E' un grosso medaglione di bronzo del peso di 40 gr. recante da un lato le effigi in rilievo con la scritta (vedi immagine in fondo all'articolo ndr):
"Sebastiano et Rocho - patronis celestibus - S.P.Q.T. D. XIV K. Jul. A.C. MIDCLVI - Quo, celestes, patroni - sese, tusculanis, colendos - dedere - pestilitatemque - ab ipsis, depulere - An. Chr. MDCCCLVI festume. saecul"
(In memoria del giorno 18 giugno dell'anno di Cristo 1656 nel quale i celesti patroni si offrirono ai tuscolani come protettori e da essi respinsero la pestilenza festa centenaria dell'anno 1856))
Questo medaglione mi ha fatto ricordare di possedere un opuscoletto fra le mie vecchie scartoffie che riporta "Un breve racconto - sopra il discoprimento delle sacre immagini - de' Santi Sebastiano e Rocco - seguito nella Chiesa di S. Maria del Vivario, ovvero il Duomo Vecchio - della città di Frascati - alli 18 Giugno 1656 - ricorrendone in quest'anno il centesimo. In Roma 1756 - Per Generoso Salomoni alla Piazza di S. Ignazio. Con licenza de' Superiori".
Riassumere i fatti descritti nel "Breve Racconto" sarebbe facile, ma se ne guasterebbe lo stile, la spontaneità, la semplicità, il significato. Non so dire se l'egregio Direttore di questo gradito, gradevole e ... eroico periodico, vorrà riportarlo integralmente su questi fogli. Sono sicuro che a molti lettori non dispiacerebbe.
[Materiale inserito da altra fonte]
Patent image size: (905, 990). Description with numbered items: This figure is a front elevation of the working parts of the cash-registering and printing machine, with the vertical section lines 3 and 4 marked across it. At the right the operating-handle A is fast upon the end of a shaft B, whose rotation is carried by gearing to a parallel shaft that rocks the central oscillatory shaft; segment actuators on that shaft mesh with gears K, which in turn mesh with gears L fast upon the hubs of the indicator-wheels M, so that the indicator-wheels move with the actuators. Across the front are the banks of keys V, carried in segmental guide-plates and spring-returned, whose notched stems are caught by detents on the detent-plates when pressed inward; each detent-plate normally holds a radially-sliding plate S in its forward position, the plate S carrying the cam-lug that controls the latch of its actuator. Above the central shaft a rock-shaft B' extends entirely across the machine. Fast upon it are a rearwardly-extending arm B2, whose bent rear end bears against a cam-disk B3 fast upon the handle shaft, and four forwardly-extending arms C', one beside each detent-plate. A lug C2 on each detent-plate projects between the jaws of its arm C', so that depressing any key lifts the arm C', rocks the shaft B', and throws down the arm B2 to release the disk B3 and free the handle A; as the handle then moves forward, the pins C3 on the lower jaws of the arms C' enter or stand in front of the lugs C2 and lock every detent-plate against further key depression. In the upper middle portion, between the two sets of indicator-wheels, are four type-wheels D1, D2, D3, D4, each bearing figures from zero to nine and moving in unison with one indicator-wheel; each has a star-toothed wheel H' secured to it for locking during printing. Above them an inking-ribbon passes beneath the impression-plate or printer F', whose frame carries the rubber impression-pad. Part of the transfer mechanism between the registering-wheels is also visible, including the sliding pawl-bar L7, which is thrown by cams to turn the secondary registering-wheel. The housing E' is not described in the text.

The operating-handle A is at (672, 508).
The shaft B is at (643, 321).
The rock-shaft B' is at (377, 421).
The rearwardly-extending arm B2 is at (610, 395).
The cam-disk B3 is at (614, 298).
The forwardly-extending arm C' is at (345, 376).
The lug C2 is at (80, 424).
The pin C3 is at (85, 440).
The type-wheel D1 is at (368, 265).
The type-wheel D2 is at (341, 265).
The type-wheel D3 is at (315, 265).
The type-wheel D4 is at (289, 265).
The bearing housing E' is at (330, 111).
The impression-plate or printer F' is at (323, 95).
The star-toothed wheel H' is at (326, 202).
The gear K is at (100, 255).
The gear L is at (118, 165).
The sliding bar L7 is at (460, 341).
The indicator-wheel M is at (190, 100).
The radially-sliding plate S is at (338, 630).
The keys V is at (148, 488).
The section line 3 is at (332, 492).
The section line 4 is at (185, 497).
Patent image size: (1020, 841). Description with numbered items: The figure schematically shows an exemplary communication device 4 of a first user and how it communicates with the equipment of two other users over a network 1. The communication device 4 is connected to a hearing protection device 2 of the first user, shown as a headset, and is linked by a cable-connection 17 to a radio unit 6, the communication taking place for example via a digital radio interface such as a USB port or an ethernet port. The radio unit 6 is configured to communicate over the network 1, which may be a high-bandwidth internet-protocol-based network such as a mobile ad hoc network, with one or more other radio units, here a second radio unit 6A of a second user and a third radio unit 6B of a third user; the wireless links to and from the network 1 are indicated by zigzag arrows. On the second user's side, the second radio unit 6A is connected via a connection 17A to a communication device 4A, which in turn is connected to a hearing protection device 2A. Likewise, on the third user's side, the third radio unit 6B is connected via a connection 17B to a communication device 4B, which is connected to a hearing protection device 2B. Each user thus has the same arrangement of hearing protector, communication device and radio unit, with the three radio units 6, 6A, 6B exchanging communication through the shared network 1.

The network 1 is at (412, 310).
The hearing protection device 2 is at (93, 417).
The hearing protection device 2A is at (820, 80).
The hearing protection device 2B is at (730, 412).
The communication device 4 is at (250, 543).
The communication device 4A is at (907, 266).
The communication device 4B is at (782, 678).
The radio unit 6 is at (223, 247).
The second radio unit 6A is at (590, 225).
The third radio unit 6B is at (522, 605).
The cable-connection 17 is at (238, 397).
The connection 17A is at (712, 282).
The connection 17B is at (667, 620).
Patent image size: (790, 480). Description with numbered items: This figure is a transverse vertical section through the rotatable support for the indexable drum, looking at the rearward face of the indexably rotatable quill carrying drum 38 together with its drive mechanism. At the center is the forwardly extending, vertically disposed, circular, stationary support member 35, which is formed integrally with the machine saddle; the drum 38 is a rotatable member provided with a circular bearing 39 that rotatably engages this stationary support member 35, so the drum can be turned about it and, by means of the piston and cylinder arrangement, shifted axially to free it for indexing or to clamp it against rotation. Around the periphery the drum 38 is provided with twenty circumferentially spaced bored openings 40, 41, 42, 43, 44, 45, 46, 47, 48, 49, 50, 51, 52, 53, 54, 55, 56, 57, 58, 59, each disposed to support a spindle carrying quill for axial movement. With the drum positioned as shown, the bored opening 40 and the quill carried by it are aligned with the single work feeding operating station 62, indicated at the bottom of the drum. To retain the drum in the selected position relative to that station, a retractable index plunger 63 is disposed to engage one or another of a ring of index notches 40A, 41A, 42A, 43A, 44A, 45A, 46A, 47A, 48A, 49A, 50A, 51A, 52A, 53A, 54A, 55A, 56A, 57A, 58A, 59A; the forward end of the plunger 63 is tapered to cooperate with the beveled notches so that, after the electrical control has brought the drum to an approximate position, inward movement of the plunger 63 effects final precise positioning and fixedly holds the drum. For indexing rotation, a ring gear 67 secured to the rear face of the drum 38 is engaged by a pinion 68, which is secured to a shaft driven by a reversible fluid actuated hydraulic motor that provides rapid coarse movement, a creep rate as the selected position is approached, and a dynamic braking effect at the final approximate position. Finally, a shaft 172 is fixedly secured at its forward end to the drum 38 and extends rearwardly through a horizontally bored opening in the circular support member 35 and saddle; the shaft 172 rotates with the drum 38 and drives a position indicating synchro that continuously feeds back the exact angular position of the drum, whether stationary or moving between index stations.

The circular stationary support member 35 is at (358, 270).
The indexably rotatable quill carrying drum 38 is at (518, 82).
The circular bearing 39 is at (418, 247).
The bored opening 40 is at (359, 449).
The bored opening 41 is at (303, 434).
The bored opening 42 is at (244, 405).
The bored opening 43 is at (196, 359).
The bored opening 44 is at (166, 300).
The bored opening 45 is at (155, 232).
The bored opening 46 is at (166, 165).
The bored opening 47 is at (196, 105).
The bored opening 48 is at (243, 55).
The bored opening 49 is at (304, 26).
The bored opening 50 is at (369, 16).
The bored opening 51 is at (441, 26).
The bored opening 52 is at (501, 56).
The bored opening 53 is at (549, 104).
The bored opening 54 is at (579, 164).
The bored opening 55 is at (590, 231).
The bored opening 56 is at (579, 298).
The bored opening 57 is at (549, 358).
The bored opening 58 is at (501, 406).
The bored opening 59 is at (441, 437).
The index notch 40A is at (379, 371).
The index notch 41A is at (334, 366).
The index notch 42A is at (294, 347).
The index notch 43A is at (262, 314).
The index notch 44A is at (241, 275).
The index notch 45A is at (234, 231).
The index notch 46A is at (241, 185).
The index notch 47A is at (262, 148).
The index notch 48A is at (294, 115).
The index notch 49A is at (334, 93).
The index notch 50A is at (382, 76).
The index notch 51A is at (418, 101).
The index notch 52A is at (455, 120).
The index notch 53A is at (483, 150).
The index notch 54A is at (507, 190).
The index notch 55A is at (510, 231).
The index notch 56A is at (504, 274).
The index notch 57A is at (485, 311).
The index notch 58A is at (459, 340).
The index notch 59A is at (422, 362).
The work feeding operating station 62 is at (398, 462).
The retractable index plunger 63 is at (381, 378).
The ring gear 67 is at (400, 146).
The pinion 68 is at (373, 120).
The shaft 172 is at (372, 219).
Non si tratta ovviamente di porre in discussione la validità del miracolo nel "breve racconto" descritto. Io trovo interessante porre sotto gli occhi dei cittadini di oggi la mentalità, la struttura morale, la fede dei cittadini di allora, che restarono talmente colpiti dall'avvenimento e dalla improvvisa cessazione della pestilenza, da farne occasione per cambiare nome alla Chiesa e a tutta la zona adiacente.
Fu da allora, che la Chiesa di S.Maria in Vivario si chiamò Chiesa di S.Rocco e a S.Rocco si intitolò la piazza adiacente e il borgo sottostante.